O GLOBO
Rio de Janeiro, 14 de agosto de 1988


RARA COMPETÊNCIA

Esdras do Nascimento

Um poeta de 20 anos se suicida e deixa na pensão onde morava centenas de páginas inéditas que vão parar nas mãos de um professor aposentado, em Curitiba. Vivia bêbado, era viciado em drogas, passava as noites pelos bares, em companhia de um desenhista que estava sempre de porre, ou ficava na pensão, escrevendo cartas desvairadas a uma garota por quem se apaixonara. Brigado com a família há anos, odiava o pai, que matara seu galo de estimação quando ele era criança.

Até o momento em que os originais chegaram às mãos do professor aposentado, levados pela dona da pensão, os amigos do jovem poeta se martirizavam porque não conseguiam sequer imaginar as razões que o teriam levado ao suicídio. Embora não atribuindo grande importância aos originais, que não parecem ter mérito literário, o professor se fascina pelo autor e passa a dedicar todo o seu tempo disponível à tarefa de saber quem ele realmente era, como vivia, o que fazia, o que pensava, com quem se relacionava.

Essa investigação, repleta de encontros com pessoas esquisitas, de uma geração muito mais nova, em lugares que ele considera exóticos, se transforma, aos poucos, na grande aventura da sua vida. E o professor, que antes não bebia, estimulado pelo vodca e pelas conversas com os amigos do jovem suicida, resolve escrever um romance a partir dos dados biográficos que conseguiu reunir.
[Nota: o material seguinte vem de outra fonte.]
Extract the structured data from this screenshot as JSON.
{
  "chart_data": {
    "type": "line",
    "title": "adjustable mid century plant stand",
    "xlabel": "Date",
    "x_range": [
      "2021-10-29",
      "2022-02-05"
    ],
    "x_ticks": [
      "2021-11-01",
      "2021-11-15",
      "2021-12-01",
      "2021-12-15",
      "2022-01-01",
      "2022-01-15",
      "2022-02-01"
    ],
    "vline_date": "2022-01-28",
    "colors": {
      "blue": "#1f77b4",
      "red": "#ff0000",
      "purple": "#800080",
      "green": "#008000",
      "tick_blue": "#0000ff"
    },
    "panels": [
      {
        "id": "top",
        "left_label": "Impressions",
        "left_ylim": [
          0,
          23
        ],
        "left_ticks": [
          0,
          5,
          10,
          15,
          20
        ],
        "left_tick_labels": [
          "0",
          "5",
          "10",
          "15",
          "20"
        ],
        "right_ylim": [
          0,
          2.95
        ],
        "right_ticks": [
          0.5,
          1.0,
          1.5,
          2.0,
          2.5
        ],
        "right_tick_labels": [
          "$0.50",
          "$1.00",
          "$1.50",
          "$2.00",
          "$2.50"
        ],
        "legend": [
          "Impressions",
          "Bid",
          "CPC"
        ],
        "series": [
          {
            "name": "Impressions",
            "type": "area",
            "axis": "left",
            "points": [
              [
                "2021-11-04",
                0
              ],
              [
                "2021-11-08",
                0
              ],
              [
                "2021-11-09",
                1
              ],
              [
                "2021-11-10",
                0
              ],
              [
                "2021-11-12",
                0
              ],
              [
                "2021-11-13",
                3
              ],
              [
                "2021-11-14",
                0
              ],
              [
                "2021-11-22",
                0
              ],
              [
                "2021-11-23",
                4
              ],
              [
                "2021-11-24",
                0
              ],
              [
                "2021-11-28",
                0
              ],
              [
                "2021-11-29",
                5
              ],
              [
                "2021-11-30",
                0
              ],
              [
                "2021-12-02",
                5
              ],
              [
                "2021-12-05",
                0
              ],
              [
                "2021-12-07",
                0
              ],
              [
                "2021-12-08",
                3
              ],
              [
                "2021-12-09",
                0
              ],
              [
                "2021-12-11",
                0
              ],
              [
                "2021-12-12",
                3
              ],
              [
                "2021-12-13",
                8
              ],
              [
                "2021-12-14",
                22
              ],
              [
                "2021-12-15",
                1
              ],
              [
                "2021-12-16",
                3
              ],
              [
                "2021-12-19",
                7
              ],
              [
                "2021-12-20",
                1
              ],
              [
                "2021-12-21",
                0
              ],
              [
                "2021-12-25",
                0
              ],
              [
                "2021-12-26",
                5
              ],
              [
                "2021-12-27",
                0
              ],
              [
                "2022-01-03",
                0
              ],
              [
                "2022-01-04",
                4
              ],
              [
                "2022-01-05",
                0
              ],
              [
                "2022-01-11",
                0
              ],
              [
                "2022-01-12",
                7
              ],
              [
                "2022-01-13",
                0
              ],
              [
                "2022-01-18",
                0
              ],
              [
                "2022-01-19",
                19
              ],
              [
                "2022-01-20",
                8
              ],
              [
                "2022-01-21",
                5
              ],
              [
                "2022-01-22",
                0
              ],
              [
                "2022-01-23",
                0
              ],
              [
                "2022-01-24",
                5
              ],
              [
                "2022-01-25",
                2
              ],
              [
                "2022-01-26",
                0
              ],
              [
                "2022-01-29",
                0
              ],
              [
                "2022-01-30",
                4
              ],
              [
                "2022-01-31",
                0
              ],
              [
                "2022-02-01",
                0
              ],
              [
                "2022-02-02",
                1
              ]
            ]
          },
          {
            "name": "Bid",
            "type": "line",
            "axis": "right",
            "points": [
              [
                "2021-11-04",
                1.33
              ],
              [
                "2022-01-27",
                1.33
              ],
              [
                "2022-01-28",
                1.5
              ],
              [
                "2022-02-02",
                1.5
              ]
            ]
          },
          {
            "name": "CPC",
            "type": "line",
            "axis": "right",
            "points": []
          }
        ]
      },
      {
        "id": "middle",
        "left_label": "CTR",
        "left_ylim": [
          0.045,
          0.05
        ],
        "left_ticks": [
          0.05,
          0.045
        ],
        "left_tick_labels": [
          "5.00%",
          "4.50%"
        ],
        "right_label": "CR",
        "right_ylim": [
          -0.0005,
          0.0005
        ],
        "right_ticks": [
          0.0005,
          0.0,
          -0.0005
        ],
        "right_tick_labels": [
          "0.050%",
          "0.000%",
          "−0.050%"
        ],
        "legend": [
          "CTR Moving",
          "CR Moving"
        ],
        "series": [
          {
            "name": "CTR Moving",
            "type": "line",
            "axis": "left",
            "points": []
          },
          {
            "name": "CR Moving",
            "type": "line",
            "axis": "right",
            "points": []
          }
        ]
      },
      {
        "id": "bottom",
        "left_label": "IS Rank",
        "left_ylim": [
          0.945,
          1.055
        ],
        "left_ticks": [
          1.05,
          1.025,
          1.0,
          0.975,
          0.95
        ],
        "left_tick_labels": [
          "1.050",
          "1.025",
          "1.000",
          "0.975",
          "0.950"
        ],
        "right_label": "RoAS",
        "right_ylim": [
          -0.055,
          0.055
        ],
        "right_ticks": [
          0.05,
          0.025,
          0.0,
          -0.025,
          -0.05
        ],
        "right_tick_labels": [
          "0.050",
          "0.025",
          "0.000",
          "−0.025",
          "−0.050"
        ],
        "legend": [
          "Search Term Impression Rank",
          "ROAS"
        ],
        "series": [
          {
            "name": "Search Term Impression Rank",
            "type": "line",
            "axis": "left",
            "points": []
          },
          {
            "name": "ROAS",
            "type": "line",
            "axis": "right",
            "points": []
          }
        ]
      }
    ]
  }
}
É essa, em resumo, a história narrada em "Trapo", romance de Cristovão Tezza. O autor mostra nesse livro uma competência técnica raríssima de encontrar. Ele adere até certo ponto à moda da chamada escrita automática, que caracteriza, entre dezenas de outros, os trabalhos de Bukovski, Burroughs ou Henry Miller. Mas vai além. É irônico, como Nabokov, ridiculariza uma certa literatura "de vanguarda", brinca com vários "estilos" poéticos, satiriza a visão de mundo dos bem postos na vida e jamais se perde no emaranhado lingüístico, literário, político e sociológico em que, de peito aberto, se meteu.

Os originais do poeta que se matou são, na certa, produzidos sob efeito de drogas. A narrativa do professor aposentado é equilibrada, "elegante", preconceituosa e tradicional, no contéudo e na forma. Um contraste entre os capítulos que se alteram, com os dois tipos de linguagem, poderia desequilibrar o romance, na sua totalidade, não fosse Cristovão Tezza um escritor consciente dos recursos que utiliza.